Minister of ST, SC, OBC & Minority Development Government of Chhattisgarh
- Incumbent
- Assumed office 22 December 2023
- Chief Minister: Vishnu Deo Sai
- Preceded by: Mohan Markam
- In office 8 December 2003 – 18 June 2005
- Chief Minister: Raman Singh
- Preceded by: Madhav Singh Dhruw
- Succeeded by: Kedar Nath Kashyap

Member of Chhattisgarh Legislative Assembly
- Incumbent
- Assumed office 3 December 2023
- Preceded by: Brihaspat Singh
- Constituency: Ramanujganj
- In office 2008–2013
- Preceded by: Constituency established
- Succeeded by: Brihaspat Singh
- Constituency: Ramanujganj
- In office 2000–2008
- Preceded by: himself
- Succeeded by: Constituency abolished
- Constituency: Pal

Member of Parliament, Rajya Sabha
- In office 30 June 2016 – 29 June 2022
- Preceded by: Nand Kumar Sai
- Succeeded by: Ranjeet Ranjan
- Constituency: Chhattisgarh

Minister of Water Resources Government of Chhattisgarh
- In office 18 February 2012 – 10 December 2013
- Chief Minister: Raman Singh
- Preceded by: Hemchand Yadav
- Succeeded by: Brijmohan Agrawal

Minister of Rural Development Government of Chhattisgarh
- In office 22 December 2008 – 18 February 2012
- Chief Minister: Raman Singh
- Preceded by: Ajay Chandrakar
- Succeeded by: Hemchand Yadav

Minister of Home Affairs Government of Chhattisgarh
- In office 18 June 2005 – 8 December 2008
- Chief Minister: Raman Singh
- Preceded by: Brijmohan Agrawal
- Succeeded by: Nanki Ram Kanwar

Member of Madhya Pradesh Legislative Assembly
- In office 1990–2000
- Preceded by: Deosai
- Succeeded by: himself
- Constituency: Pal

Personal details
- Born: 1 March 1961 (age 65) Sanawal, Chhattisgarh, India
- Party: Bharatiya Janata Party
- Spouse: Pushpa Netam ​(m. 1987)​
- Children: 2 daughters
- Parents: Ramlochan Netam (father); Jeerhuliya Netam (mother);
- Education: SSC

= Ramvichar Netam =

Indian politician

Ramvichar Netam (born 1 March 1961) is an Indian politician currently serving as Minister of Agriculture and ST, SC, OBC & Minority Development in Government of Chhattisgarh.
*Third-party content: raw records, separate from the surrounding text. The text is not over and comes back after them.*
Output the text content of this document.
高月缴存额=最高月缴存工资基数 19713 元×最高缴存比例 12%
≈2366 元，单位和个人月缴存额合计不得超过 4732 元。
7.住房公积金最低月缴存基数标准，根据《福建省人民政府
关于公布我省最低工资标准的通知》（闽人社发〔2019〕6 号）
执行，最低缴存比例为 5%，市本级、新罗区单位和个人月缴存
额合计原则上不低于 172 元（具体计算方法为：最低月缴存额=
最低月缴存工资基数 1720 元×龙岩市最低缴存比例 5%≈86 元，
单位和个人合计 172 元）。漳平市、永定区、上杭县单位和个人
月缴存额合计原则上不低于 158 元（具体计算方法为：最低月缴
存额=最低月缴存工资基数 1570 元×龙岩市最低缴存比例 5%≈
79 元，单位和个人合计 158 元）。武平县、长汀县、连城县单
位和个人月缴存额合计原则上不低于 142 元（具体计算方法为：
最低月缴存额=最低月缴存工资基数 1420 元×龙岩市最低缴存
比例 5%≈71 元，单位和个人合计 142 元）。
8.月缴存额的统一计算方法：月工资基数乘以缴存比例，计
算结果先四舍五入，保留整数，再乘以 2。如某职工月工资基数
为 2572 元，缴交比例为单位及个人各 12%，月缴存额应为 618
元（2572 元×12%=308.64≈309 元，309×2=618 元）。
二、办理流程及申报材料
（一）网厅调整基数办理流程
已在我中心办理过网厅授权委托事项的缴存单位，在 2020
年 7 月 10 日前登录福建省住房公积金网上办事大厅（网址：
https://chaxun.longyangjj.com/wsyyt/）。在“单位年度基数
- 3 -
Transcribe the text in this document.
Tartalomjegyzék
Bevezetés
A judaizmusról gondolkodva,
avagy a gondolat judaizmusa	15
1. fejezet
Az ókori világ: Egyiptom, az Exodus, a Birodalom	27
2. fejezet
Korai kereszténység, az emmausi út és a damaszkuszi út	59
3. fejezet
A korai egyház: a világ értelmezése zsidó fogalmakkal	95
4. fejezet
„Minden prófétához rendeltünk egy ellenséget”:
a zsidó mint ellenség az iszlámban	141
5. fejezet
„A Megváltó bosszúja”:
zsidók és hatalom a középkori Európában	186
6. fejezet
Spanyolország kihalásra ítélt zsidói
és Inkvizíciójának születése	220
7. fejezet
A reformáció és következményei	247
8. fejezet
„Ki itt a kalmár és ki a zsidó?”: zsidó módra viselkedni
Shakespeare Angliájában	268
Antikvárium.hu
Previously, he served as a Member of Parliament in Rajya Sabha from Chhattisgarh and was Cabinet Minister during Raman Singh's Ministry between 2003 and 2013. He represents Ramanujganj in Chhattisgarh Legislative Assembly. He is also elected as Pro tem Speaker of 6th Chhattisgarh Legislative Assembly.

==Political career==
Netam was first elected to Madhya Pradesh Legislative Assembly in 1990 from Pal Constituency and was re-elected 1993 & 1998. After the creation of Chhattisgarh out of Madhya Pradesh, he was elected to Chhattisgarh Legislative Assembly in 2003 from same seat and became Cabinet Minister for Minister of ST, SC, OBC & Minority Development. In 2005 Cabinet reshuffle, he became Minister of Home and Jail. In 2008, Pal Constituency got abolished in delimitation and Netam contested from Newly created Ramanujganj and defeated Congress candidate Brihaspat Singh by margin of 4579 votes and became Cabinet Minister for Rural Development in second Raman Singh's Ministry. However, he lost 2013 Assembly election to Congress candidate Brihaspat Singh by margin of 11,592 votes. In 2015, Amit Shah appointed him as National Secretary of Bharatiya Janata Party, and in 2016 he was appointed as Co-incharge of Jharkhand state BJP With Trivendra Singh Rawat.

On 29 May 2016, he was nominated as the BJP candidate from Chhattisgarh for the Rajya Sabha elections on 11 June.